The number of successful online marketers that don’t have their own army of affiliates promoting their products and services still amazes me and because of this, I’ve decided to dedicate a portion of my efforts during the next year to the creation of my own home-study course that will teach others to do what I do!

Yes, there have been other courses produced, but they have all been created by ‘product creators’, not the persons actually in the trenches, working with the affiliates on a daily basis.

This factor alone is why I’m sure, that my training will be unique and provide those interested in becoming an Affiliate Manager a definite advantage over their competitors.

When I started writing this, I mentioned something about a boat that my brother and I had built in our basement and said that I would get back to it. I said this because there is a lesson for you in the story. A lesson that I didn’t realize until many years after the fact, but I’m sure that the lesson can help you with your online business and well, any business that you’re running or would like to run.

If you’d like to read the whole story, you can view it online at:

www.TheAffiliateMechanic.com/why-you-need-an-affiliate-mechanic

But here, I’ll give you the Reader’s Digest version.

My father watched his two sons labor away, building a boat in his basement for weeks after school and on weekends knowing darn well that it wasn’t going to fit out the door and even if it did, it surely wasn’t going to float.

When we were finished, we called our Dad into the basement to show off our accomplishment and ask for help getting it outside.

So, there we were, the three of us, dragging the boat towards the door. When we got there, we tilted it on its end but it wouldn’t fit. No matter what we tried, it definitely wasn’t going to make its way outside.

After a few minutes of trying, my Dad said, “Guess you boys should have had a plan!” at which point, the three of us dragged it back to the center of the basement and my brother and I, with tears in our eyes, began to take it apart.

The lesson to be learned is that we didn’t have a plan. We didn’t think about what our overall outcome was going to be.

Which brings me back to Mark Gardner, remember him? He was the contractor that taught me to visualize the finished product and work backwards from there.

Are you seeing what I’m getting at?

Instead of saying to yourself, “I want to be an Online Entrepreneur, so I’m going to build a web site”, take a step back and determine what your overall outcome is going to be.

Take a long hard look at what YOU love to do.

Then, think about what the highest level product in that niche could be. Once you’ve determined that, you can then begin to work backwards, towards your front-end products and eventually what your web site will need to include and how it needs to function.

This method alone will save you years of fruitless labor and heartache.

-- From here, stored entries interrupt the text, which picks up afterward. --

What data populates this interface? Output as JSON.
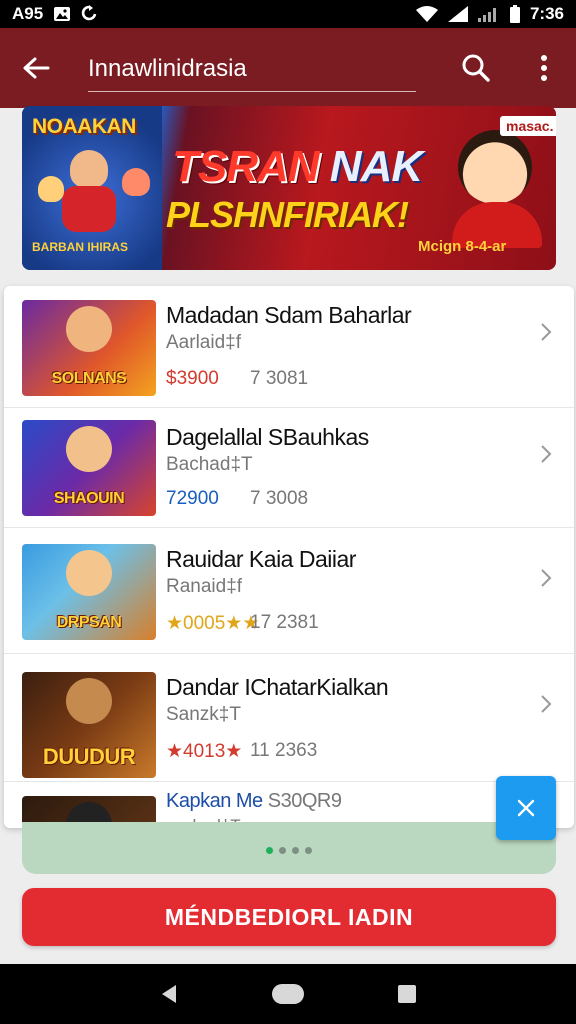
{
  "status_bar": {
    "left_text": "A95",
    "time": "7:36",
    "icons": [
      "photo-icon",
      "sync-icon",
      "wifi-icon",
      "signal-icon",
      "battery-icon"
    ]
  },
  "app_bar": {
    "title": "Innawlinidrasia",
    "back_icon": "arrow-left-icon",
    "search_icon": "search-icon",
    "more_icon": "more-vertical-icon",
    "color": "#7a1c22"
  },
  "banner": {
    "poster_title": "NOAAKAN",
    "poster_sub": "BARBAN IHIRAS",
    "headline_1a": "TSRAN",
    "headline_1b": " NAK",
    "headline_2": "PLSHNFIRIAK!",
    "badge": "masac.",
    "footer": "Mcign 8-4-ar"
  },
  "games": [
    {
      "title": "Madadan Sdam Baharlar",
      "subtitle": "Aarlaid‡f",
      "price": "$3900",
      "price_color": "#d33b2f",
      "count": "7 3081",
      "thumb_text": "SOLNANS",
      "thumb_bg": "linear-gradient(135deg,#6a2aa0,#e0572a 60%,#f3a31f)",
      "hero_color": "#f0b47e"
    },
    {
      "title": "Dagelallal SBauhkas",
      "subtitle": "Bachad‡T",
      "price": "72900",
      "price_color": "#1a5fbf",
      "count": "7 3008",
      "thumb_text": "SHAOUIN",
      "thumb_bg": "linear-gradient(135deg,#2a4bc8,#6b2aa8 50%,#d8452a)",
      "hero_color": "#f2c08a"
    },
    {
      "title": "Rauidar Kaia Daiiar",
      "subtitle": "Ranaid‡f",
      "price": "★0005★★",
      "price_color": "#e0a51a",
      "count": "17 2381",
      "thumb_text": "DRPSAN",
      "thumb_bg": "linear-gradient(135deg,#3a9be0,#6cc0e8 40%,#d87f2a)",
      "hero_color": "#f4c68e"
    },
    {
      "title": "Dandar IChatarKialkan",
      "subtitle": "Sanzk‡T",
      "price": "★4013★",
      "price_color": "#d33b2f",
      "count": "11 2363",
      "thumb_text": "DUUDUR",
      "thumb_bg": "linear-gradient(135deg,#3b1f10,#7a3b14 50%,#c97a2a)",
      "hero_color": "#c48a4e"
    },
    {
      "title": "Kapkan Me",
      "title_extra": " S30QR9",
      "subtitle": "vachad‡T",
      "thumb_text": "",
      "thumb_bg": "linear-gradient(135deg,#2c1a0e,#6b3a18)",
      "hero_color": "#222"
    }
  ],
  "pager": {
    "dots": 4,
    "active": 0
  },
  "fab": {
    "icon": "close-icon",
    "color": "#1d9bf0"
  },
  "cta": {
    "label": "MÉNDBEDIORL IADIN",
    "color": "#e32b32"
  },
  "nav_bar": {
    "back_icon": "nav-back-icon",
    "home_icon": "nav-home-icon",
    "recents_icon": "nav-recents-icon"
  }
}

Oh, one more thing, don’t forget to include an Affiliate Program in your plans! There’s nothing more powerful than having thousands of affiliates out there promoting your products and services.

And for the most part, operating one is basically free! Simply because you don’t pay your affiliates anything unless they make you money! And don’t think that you’re going to be successful as a “one man band” either. You’re going to need some help with all aspects of your business.

Outsource as much as you can or feel comfortable in doing. Even if you have no budget right now, there are plenty of people online that are willing to work on a barter system or for a portion of the profits once the product is launched!

In conclusion, I’d like to leave you with this.

There are no “magic buttons” or “get rich quick schemes” on the internet! If it sounds too good to be true, chances are it is. Running an online business is no different than running any other business. It takes work. But if you’re willing to put in the effort, you can and will be successful! I wish you well in all that you do!